Reports of Rohingya camps being burned down and destroyed across Pauk Taw, Sittwe have brought fears that an upturn in violence against the Rohingya of Burma has begun. In a day of violent outbursts across the Arakan region, there were also wide scale arrests in Maungdaw. This comes amid a spate of anger thought to originate following the death of a Rakhine man. The body of the man was found in forests near Sittwe and it is believed that police authorities are tracking down a Rohingya man who is purportedly responsible for his death. No evidence has been found of any misdemeanour.
Almost 100 women and children were arrested in Killa Dong village in Maungdaw district. At 12.30pm nearly 100 army and 150 riot police cordoned off the village following unrest in the early hours of the morning. Eyewitnesses told Restless Beings today Hlun Tein (security forces) had arrived at Killa Dong at 10pm alongside a number of Rakhine mobsters belonging to the radical 969 movement. Around 3am raids by a joint force of military, security forces and police took place at the southern Maungdaw village. They had opened fire on individuals resisting the raids and a mass arrest of over 100 took place regardless of gender and age. Many Rohingya were injured during the operation which saw localised disputes between the Rakhine mobsters from Kin Chaung village against Rohingya families whilst the looting and raids took place. Upon the discovery that the security forces were in cooperation with the, Rohingya village elders urged the villagers not to resist the raids. Police and other forces arrived in Killa Dong once again in the morning and by 12.30pm arrests were made against all those who had resisted in the raids overnight. As night drew, the situation in Killa Dong village remains tense as villagers fear repeat raids overnight.

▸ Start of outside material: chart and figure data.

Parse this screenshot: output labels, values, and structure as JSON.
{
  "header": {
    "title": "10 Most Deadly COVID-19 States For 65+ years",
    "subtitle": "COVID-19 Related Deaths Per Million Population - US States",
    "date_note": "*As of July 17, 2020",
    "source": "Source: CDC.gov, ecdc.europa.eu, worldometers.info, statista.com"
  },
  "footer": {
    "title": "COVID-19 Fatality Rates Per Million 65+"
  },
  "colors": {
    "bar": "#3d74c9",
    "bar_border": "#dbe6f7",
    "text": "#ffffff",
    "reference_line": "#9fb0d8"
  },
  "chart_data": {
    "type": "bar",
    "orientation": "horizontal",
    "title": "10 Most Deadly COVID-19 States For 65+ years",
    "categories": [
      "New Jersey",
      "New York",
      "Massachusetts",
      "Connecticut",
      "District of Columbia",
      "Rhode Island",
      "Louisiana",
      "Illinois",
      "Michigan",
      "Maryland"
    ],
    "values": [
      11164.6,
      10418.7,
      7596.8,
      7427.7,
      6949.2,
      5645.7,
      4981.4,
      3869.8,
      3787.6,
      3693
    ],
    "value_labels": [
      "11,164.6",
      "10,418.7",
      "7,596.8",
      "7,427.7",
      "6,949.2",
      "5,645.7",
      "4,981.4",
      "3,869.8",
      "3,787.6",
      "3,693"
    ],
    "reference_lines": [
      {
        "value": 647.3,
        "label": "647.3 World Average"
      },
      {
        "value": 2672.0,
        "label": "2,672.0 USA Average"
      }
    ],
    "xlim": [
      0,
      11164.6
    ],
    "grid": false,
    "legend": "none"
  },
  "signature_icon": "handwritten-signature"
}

Earlier last week, following skirmishes which broke out between locals in Manzi in Sittwe, Myanmar, two Rohingya boys were arrested by authorities in late December. Muhammed Karim, son of Elias Karim and Amir Hushon, son of Abdu Shukur, both aged 12 years old and both residents of the Thay Chung district of Sittwe were arrested by police and blamed for causing the skirmishes. Since their arrest their whereabouts are unknown and their parents have not been informed of any charges.
In Bayda Kyay, Sittwe, the police (Battalion no. 34) continue to extort from the Rohingya. On the 6th of January Mahmud Rofique, son of Abdul Hakim, was arrested and tortured by the police, leaving him in a critical state.
This week the international spotlight was placed on Thailand following a Human Rights Watch report which told of the harsh treatment faced by the Rohingya boat people at the hands of Thai authorities when they reach the shores. The report states that Rohingya children are often exposed to trafficking and detaining those who reach Thai lands. From this, the UN has started an investigation on the treatment of Rohingya boat people in the detention centres – it's said that 139 Rohingya arrived at Phuket on the 25th of December 2013.
Another wave of violence seems to have begun in Arakan state despite international calls for a permanent solution to the issue being ignored at large by the State and Burmese authorities. Having already witnessed countless numbers of deaths and thousands of Rohingya homes already destroyed in fires and looting since June 2012, the Rohingya of Arakan wait with baited breath as more violence threatens to dismantle their community once again.